November 25, 2011 10:13 AM   Subscribe

Was the notion in the 1980s that "mountain grown" coffee was a way to sell deforestation-causing coffee B.S.?

There was a story in the '80s that small growers were moving higher & higher into the (forested) mountains of Central & South America because steep, remote land was cheap (or free because no one wanted it) and "mountain grown" was a whitewash of this ecological calamity.

I've read that C. arabica "needs" high altitudes, but the only cites seem to lead back to one non-peer-reviewed paper by one of the Illys.

"Mountain Grown" dates to at least the 60s. [warning: YouTube of sexist TV ad, previously]

I've read about the shade- vs. sun-grown coffee and biodiversity and the land degradation [PDF] caused by poor cultivation techniques, but I can't find anything rebutting the idea that "good" (arabica instead of robusta) coffee needs high altitudes.
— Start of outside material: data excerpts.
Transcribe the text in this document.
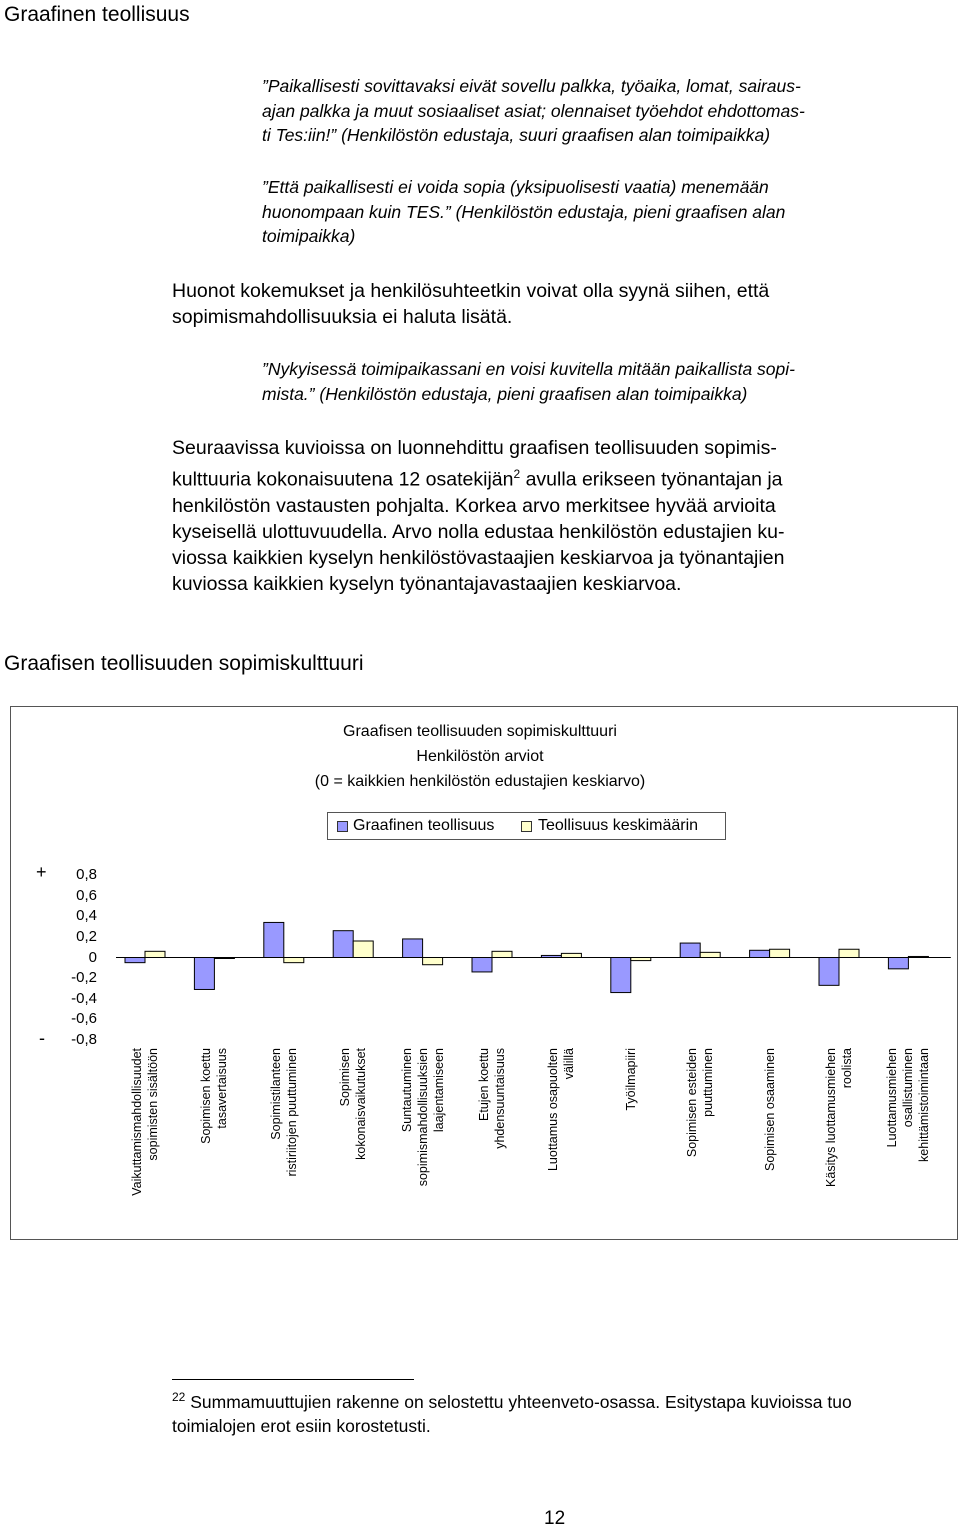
Graafinen teollisuus
”Paikallisesti sovittavaksi eivät sovellu palkka, työaika, lomat, sairaus-
ajan palkka ja muut sosiaaliset asiat; olennaiset työehdot ehdottomas-
ti Tes:iin!” (Henkilöstön edustaja, suuri graafisen alan toimipaikka)
”Että paikallisesti ei voida sopia (yksipuolisesti vaatia) menemään
huonompaan kuin TES.” (Henkilöstön edustaja, pieni graafisen alan
toimipaikka)
Huonot kokemukset ja henkilösuhteetkin voivat olla syynä siihen, että
sopimismahdollisuuksia ei haluta lisätä.
”Nykyisessä toimipaikassani en voisi kuvitella mitään paikallista sopi-
mista.” (Henkilöstön edustaja, pieni graafisen alan toimipaikka)
Seuraavissa kuvioissa on luonnehdittu graafisen teollisuuden sopimis-
kulttuuria kokonaisuutena 12 osatekijän$^2$ avulla erikseen työnantajan ja
henkilöstön vastausten pohjalta. Korkea arvo merkitsee hyvää arvioita
kyseisellä ulottuvuudella. Arvo nolla edustaa henkilöstön edustajien ku-
viossa kaikkien kyselyn henkilöstövastaajien keskiarvoa ja työnantajien
kuviossa kaikkien kyselyn työnantajavastaajien keskiarvoa.
Graafisen teollisuuden sopimiskulttuuri
Graafisen teollisuuden sopimiskulttuuri
Henkilöstön arviot
(0 = kaikkien henkilöstön edustajien keskiarvo)
Graafinen teollisuus	Teollisuus keskimäärin
+
-
0,8
0,6
0,4
0,2
0
-0,2
-0,4
-0,6
-0,8
Vaikuttamismahdollisuudet sopimisten sisältöön	Sopimisen koettu tasavertaisuus	Sopimistilanteen ristiriitojen puuttuminen	Sopimisen kokonaisvaikutukset	Suntautuminen sopimismahdollisuuksien laajentamiseen	Etujen koettu yhdensuuntaisuus	Luottamus osapuolten välillä	Työilmapiiri	Sopimisen esteiden puuttuminen	Sopimisen osaaminen	Käsitys luottamusmiehen roolista	Luottamusmiehen osallistuminen kehittämistoimintaan
$^{22}$ Summamuuttujien rakenne on selostettu yhteenveto-osassa. Esitystapa kuvioissa tuo
toimialojen erot esiin korostetusti.
12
I was reminded of this idea in a recent New Yorker article: "It is possible to grow coffee near sea level, just not just very good coffee. The rigors of elevation..." but this is from a grower who is bucking convention: "she was coddling a crop that has, for centuries, been subjected to rough treatment."
posted by morganw to Science & Nature (6 answers total)
 
Best answer: You need consistent, year-round 70-degree, 12-hour days to grow good coffee. The only place that happens is in tropical highlands. Tropical lowlands are too hot, and non-tropical highlands are too cold (and don't have the consistent 12-hour days).
posted by MrMoonPie at 10:22 AM on November 25, 2011 [2 favorites]


Best answer: "Mountain-grown" seems to be an advertising trope to attempt to convey selectiveness or unique quality in a product. Searching Google News Archive it has always figured prominently in Folger's coffee advertisements (1941) but here's one for Beech-Nut coffee (1940), various brands of coffee at A&P supermarket (1962), Salada tea (1925), and Snow Crop peas (1955).
posted by XMLicious at 10:30 AM on November 25, 2011


I don't think anybody interpreted Folgers "mountain-grown" verbiage as anything other than advertising gas, like "less filling".
posted by Rash at 11:12 AM on November 25, 2011


I have lived in three places where coffee was grown, and in all three it was considered common knowledge that decent coffee is grown in higher (but not super high) elevations. I always assumed that it was because of day/night temperature differences, but I am no expert. But the point is that high elevation coffee is not a new phenomenon; similarly, I'd bet that the deforestation from coffee is trivial compared to larger cash crops like cattle, soy, or bananas.
posted by Forktine at 11:37 AM on November 25, 2011


According to this book, "the positive effect of altitude on coffee quality is well known."
posted by a puppet made of socks at 12:45 PM on November 25, 2011 [1 favorite]


Like most endeavors, higher is better.